Reportage. Ils ou elles sont cuisinier, horloger, étancheur, coiffeur, infirmière, employé de commerce en cours d’apprentissage ou de formation supérieure. «L’Hebdo» les a rencontrés. Comme ils croient en la vie, même si celle-ci n’est pas toujours rose, la vie croit en eux.

Textes Philippe le bé
Photos Lea Kloos

C’était en 1995. Alors conseillère d’Etat genevoise depuis deux ans, Martine Brunschwig Graf était l’invitée d’honneur de la Chambre de commerce d’Appenzell Rhodes-Extérieures, qui fêtait son cinquantenaire. S’adressant aux jeunes gens à qui il remettait les diplômes de fin d’apprentissage, le président de la chambre s’exclama: «Vous êtes l’élite du pays!»

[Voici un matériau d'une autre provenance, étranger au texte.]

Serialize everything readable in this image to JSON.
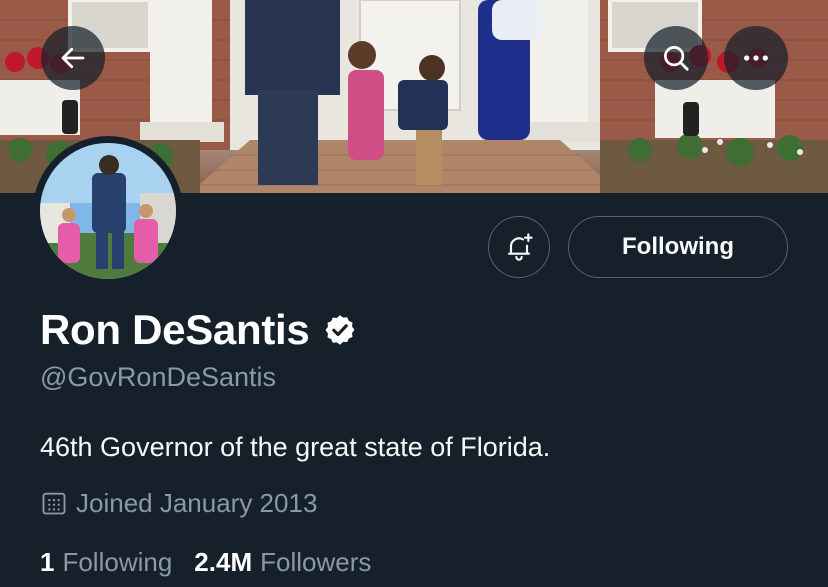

Deux ans plus tard, s’inspirant de ce qu’elle avait entendu en Suisse alémanique, Martine Brunschwig Graf remettait solennellement aux apprentis genevois les certificats fédéraux de capacité (CFC) dans la grande salle de l’Arena. Une première. Auparavant, les CFC étaient tout simplement expédiés par la poste. De nos jours, si la Suisse romande n’exprime pas le même degré d’amour pour ses apprentis que la Suisse alémanique, elle les recherche et les respecte davantage que jadis. La possibilité qui leur est désormais offerte d’accéder à une formation supérieure ou à une maturité professionnelle a sans doute contribué à cette évolution lente mais positive.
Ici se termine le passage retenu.